患者が語る 糖尿病と一生付き合う法

起きたら全身不随状態 何が起きたのか全く分からなかった

平山瑞穂氏
平山瑞穂氏(C)日刊ゲンダイ

 低血糖を起こし、しかも自分では対処しきれない状態になったとしても、妻などが身近にいれば、最悪の事態は回避することができる。

 しかし、たまたまそばに誰もいなかったとしたらどうなるのか。僕はそれもすでに経験している。

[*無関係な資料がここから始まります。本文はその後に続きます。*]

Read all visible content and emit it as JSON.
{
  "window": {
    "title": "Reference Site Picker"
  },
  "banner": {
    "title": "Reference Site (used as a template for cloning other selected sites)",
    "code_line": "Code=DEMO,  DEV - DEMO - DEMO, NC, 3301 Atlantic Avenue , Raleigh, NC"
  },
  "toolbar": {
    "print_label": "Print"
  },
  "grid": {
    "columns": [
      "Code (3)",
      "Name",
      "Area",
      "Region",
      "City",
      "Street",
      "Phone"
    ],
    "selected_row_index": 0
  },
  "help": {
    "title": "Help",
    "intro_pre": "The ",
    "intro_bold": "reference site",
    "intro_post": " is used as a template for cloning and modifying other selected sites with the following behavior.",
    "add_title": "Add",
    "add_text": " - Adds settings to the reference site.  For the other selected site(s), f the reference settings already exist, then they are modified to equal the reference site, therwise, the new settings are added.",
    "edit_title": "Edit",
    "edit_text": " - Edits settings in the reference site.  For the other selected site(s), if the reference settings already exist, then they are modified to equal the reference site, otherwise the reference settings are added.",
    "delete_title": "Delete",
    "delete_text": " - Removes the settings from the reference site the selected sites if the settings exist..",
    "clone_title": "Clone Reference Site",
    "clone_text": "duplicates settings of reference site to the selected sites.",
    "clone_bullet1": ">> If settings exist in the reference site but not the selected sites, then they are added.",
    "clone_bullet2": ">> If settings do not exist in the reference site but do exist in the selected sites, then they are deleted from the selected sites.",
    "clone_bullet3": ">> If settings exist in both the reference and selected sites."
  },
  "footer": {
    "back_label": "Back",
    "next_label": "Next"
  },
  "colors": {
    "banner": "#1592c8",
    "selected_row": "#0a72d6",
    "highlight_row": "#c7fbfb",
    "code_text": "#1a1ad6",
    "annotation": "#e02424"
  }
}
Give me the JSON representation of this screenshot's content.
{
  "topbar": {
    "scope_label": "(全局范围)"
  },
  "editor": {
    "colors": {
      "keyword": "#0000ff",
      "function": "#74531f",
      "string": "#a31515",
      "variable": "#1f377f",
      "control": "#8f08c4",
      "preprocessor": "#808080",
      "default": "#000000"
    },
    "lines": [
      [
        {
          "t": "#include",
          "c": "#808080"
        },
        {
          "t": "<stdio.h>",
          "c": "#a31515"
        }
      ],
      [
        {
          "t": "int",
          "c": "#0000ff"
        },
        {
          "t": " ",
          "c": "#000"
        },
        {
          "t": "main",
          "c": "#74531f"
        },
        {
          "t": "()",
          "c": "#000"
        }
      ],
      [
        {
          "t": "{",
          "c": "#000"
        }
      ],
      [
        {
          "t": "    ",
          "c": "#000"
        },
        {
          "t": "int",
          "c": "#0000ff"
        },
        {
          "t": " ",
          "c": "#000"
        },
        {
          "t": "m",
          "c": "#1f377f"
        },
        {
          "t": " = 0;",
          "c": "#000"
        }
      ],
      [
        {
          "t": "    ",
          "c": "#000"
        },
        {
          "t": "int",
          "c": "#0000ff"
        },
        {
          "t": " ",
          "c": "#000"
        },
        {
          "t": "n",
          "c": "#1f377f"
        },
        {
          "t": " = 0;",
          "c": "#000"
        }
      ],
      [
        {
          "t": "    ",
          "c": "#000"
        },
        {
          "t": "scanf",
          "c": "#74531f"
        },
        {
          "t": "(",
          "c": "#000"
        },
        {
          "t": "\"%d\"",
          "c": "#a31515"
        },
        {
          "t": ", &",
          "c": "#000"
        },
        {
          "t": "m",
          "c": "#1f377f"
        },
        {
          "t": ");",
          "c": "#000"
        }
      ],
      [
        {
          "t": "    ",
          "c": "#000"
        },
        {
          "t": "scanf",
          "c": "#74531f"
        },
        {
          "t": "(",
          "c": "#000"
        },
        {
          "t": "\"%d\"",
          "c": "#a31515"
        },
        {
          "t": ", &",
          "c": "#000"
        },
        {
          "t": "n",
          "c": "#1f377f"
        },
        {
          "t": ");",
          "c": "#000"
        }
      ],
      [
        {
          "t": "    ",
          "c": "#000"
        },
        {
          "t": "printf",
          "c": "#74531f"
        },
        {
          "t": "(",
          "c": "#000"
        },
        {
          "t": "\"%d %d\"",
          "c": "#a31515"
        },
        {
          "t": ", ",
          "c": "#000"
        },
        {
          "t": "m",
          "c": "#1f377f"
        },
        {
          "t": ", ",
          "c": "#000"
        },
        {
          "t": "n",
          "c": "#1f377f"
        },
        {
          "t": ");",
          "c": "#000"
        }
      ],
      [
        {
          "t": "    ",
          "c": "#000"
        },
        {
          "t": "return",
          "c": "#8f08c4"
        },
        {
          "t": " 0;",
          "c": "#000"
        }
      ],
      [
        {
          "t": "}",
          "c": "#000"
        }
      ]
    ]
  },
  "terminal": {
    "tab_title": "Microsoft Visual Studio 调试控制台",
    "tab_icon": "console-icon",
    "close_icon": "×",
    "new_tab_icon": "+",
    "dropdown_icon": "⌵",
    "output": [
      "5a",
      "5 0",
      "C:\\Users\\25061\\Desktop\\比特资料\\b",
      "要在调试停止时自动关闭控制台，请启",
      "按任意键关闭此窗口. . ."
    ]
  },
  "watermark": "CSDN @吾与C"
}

 わが家は共働きで、日中は僕が家に一人でいることが多い。その間は、食事も自分で作って片づける。ある日僕は、いつものように、食事の30分前に打つタイプのインスリンを打ってから、昼食の準備に取り掛かった。

 そこまではいい。キッチンで作業をしていた記憶も残っている。ところが気がつくと、僕はなぜか寝室のベッドに寝ていて、窓の外は真っ暗になっていた。

 何が起きたのかまったくわからなかった。起きようとしても、ほぼ全身が不随に近い状態になっている。激しい尿意を感じているのに膀胱(ぼうこう)をコントロールできず、大人になってから初めて失禁をした。ただなす術もなく、股間周辺が生暖かく濡れていくのに任せるしかなかった。

 どうやら低血糖で倒れたらしい、とようやく合点がいった僕は、身をよじってなんとかベッドをおり、かろうじて動く両腕だけを使って廊下を這っていった。そして冷蔵庫に常備してあるキットカットを払い落とし、むさぼり食った。包装を破る力さえ出ないので、歯で噛み切った。

 そうして40分ほどすると、なんとか立って歩けるようになった。

 なぜベッドに横たわっていたのかは謎だ。おそらく食事の準備中に意識障害が起きて、「眠いから少し寝よう」とでも思ったのではないか。すでに注射を打っているのだから、寝てしまっていいはずがないのに。

 記憶が途絶えた時点から、5時間ほどが経過していた。自然に意識が戻ったのは、たぶん、タンパク質や脂肪なども朝食で取っていたおかげだろう。それがゆっくりと分解されることで、血糖値もじわじわと上がってきていたのだ。低血糖は対策が遅れれば死ぬ可能性もある。まかり間違えば、そのままあの世行きだった。

平山瑞穂

平山瑞穂

1968年、東京生まれ。立教大学社会学部卒業。2004年「ラス・マンチャス通信」で日本ファンタジーノベル大賞を受賞。糖尿病体験に基づく小説では「シュガーな俺」(06年)がある。